‘Domestic Shruberry’ – Daphne Wright

14 January 1995 — 26 February 1995

Daphne Wright is a Research Fellow at the Fine Art Department of Manchester Metropolitan University, a post funded by the Henry Moore Foundation. In 1993, Daphne Wright was commissioned to produce a work for the Diaspora Project. This ongoing initiative, funded by the Irish Arts Council, selects Irish artists living abroad to produce works on the theme of emigration. This is the first showing of ‘Domestic Shrubbery’ in England.

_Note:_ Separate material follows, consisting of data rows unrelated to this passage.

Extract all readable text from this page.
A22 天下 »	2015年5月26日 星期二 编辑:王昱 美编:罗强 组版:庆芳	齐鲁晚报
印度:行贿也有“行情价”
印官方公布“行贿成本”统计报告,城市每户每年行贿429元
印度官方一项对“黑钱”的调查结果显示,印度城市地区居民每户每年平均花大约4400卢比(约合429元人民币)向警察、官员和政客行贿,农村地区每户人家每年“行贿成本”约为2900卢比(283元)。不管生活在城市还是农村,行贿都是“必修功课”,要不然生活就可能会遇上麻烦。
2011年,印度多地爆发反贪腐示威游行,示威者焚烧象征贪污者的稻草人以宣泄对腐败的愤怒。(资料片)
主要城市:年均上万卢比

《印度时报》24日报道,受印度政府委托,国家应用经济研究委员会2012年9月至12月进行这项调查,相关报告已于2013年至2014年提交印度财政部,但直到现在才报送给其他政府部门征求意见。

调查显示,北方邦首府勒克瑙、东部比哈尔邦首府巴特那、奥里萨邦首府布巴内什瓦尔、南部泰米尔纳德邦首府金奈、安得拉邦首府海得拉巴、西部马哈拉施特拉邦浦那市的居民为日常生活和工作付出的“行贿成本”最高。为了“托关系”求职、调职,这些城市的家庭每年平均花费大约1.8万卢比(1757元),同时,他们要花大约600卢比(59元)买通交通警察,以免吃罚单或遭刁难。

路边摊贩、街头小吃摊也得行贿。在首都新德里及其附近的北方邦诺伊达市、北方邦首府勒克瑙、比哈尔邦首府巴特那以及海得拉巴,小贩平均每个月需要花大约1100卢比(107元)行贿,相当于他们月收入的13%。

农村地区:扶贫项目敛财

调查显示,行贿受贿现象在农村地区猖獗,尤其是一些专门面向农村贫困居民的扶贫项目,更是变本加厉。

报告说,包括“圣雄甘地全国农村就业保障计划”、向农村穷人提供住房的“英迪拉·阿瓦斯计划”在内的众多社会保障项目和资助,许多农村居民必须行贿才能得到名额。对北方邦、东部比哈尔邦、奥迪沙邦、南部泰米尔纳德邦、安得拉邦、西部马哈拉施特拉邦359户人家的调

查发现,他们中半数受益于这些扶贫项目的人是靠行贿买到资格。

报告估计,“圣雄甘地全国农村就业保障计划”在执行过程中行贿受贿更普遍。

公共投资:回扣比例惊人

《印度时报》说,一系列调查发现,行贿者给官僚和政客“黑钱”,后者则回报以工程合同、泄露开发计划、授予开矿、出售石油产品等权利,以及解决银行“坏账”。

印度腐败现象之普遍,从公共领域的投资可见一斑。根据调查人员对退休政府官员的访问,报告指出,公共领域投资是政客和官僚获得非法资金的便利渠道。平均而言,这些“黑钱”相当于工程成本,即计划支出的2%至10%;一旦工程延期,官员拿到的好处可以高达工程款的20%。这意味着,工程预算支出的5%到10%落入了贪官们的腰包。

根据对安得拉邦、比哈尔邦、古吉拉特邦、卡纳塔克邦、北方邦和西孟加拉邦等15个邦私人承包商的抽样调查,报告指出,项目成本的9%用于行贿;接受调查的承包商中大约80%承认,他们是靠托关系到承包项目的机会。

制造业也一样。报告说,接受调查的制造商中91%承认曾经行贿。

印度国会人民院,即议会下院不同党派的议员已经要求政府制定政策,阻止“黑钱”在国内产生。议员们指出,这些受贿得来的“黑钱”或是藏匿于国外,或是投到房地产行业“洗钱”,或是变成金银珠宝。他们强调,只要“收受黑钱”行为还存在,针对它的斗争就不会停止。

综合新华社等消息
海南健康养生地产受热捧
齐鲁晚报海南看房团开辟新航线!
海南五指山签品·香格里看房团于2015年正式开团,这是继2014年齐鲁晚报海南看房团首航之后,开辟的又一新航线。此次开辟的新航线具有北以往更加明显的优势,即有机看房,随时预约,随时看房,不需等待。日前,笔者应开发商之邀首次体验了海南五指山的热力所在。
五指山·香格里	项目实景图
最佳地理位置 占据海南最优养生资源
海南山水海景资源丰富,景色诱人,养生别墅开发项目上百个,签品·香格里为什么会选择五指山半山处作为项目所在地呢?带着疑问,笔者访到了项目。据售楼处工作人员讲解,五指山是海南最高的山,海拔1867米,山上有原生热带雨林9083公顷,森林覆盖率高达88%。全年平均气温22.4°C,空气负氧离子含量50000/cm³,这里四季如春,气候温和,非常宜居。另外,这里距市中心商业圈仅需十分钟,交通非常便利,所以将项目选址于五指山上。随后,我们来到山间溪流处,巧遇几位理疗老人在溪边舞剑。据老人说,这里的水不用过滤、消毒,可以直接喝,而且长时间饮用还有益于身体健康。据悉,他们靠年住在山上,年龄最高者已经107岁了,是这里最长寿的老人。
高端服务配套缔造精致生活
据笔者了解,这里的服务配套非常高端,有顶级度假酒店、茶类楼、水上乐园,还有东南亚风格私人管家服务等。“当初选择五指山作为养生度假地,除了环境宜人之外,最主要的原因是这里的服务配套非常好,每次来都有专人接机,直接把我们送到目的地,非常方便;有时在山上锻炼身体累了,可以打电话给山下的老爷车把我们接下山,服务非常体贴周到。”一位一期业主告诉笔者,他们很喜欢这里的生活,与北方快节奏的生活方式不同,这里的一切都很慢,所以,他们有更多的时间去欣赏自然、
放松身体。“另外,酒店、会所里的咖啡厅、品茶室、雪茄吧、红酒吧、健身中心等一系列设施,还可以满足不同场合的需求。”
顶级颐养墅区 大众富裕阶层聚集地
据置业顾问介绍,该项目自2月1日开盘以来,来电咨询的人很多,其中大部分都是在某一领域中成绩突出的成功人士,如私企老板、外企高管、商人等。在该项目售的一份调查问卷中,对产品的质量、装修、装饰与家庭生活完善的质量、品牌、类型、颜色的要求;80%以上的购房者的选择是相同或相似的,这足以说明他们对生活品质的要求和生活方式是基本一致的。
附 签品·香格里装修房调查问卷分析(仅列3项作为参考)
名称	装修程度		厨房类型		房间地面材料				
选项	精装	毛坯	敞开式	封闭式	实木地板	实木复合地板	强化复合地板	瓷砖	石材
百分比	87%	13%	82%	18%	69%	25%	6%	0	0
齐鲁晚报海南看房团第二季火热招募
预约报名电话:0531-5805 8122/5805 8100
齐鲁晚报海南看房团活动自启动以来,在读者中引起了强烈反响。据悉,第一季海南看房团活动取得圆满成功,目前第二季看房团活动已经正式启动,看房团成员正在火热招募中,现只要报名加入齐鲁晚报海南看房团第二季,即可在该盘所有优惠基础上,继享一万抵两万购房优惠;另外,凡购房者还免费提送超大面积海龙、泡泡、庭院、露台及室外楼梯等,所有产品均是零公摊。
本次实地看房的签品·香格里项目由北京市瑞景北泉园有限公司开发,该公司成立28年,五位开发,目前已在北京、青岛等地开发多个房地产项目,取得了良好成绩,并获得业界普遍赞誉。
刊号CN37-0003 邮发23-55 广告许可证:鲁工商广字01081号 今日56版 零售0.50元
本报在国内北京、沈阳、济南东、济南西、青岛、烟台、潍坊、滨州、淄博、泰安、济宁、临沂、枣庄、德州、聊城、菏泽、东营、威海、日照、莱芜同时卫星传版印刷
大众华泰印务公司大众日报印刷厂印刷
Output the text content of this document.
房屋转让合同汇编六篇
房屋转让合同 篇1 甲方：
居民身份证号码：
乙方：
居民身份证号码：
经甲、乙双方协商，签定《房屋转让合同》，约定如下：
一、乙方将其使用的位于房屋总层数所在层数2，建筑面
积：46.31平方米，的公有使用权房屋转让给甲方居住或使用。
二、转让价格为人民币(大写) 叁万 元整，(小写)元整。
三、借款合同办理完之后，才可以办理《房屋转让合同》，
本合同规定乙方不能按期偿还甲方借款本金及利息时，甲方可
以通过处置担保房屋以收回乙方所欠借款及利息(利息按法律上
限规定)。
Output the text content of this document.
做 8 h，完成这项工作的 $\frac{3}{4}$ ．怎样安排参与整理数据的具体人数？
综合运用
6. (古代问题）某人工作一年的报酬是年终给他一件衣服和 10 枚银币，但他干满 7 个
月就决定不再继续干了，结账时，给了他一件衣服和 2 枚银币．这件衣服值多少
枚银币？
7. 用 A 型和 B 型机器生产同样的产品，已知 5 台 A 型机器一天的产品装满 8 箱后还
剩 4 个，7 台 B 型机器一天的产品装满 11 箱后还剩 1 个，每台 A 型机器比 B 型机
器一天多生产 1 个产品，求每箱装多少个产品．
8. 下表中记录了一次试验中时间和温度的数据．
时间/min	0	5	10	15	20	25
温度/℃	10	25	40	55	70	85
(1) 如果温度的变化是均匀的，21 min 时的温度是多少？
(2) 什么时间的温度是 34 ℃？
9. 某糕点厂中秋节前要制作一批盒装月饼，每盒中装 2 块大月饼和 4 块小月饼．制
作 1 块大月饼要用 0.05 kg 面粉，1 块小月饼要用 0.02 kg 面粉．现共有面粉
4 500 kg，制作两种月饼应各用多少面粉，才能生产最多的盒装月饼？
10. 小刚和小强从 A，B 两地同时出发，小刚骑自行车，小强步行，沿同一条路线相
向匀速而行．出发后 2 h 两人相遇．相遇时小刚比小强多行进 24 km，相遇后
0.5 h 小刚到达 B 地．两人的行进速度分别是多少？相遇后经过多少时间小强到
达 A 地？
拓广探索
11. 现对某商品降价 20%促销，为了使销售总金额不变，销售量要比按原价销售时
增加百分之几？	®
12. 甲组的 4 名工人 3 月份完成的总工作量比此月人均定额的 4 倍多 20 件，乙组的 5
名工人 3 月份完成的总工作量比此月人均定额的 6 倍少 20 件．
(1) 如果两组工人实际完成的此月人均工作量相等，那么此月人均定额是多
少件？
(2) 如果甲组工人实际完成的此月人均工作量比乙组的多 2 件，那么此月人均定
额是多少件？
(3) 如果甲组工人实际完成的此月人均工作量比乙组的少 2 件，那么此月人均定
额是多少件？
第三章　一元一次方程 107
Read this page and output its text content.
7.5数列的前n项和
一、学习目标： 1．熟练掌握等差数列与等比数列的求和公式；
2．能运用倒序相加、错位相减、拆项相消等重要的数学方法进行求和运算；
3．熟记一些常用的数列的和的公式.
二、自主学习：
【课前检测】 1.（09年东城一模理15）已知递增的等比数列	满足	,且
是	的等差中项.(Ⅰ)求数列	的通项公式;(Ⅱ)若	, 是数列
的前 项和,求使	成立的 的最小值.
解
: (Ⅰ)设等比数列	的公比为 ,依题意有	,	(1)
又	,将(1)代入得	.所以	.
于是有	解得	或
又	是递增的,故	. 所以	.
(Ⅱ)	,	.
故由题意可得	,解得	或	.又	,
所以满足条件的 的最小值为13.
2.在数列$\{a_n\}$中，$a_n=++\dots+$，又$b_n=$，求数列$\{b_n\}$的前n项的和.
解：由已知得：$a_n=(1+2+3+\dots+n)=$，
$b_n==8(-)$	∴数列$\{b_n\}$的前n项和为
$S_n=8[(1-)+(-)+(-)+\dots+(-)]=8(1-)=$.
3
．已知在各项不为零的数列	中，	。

Daphne Wright’s practise deals with her experience as a Southern Irish Protestant. Her community is a remnant of the plantation of English landowners and tenant communities which now accounts for a dwindling 3% of the Republic of Ireland. Thus Wright’s perception of her cultural identity is suspended between ‘Englishness’ and ‘Irishness’. Her work explores this ambiguous construction of personal identity and its effect on the individual’s sense of place within society.

‘Domestic Shrubbery’ re-explores the notions of ‘home’, ‘family’ and ‘belonging’. With its wallpaper-derived trellis of plaster roses, Wright breaks down the inner and outer boundary lines between ‘family’ and ‘society’ to create a home environment that is at once a place of retreat, intimacy, confinement and discomfort. A soundtrack plays the voice of a woman imitating the cuckoo bird, a term of endearment by a parent to a child in some communities. However uncomfortable associations are alluded to. The cuckoo in nature is not raised by its natural parents but displaces other birds to dominate their nests. The viewer is left with a disquieting feeling. Home and family are ever sites of ambiguous comfort.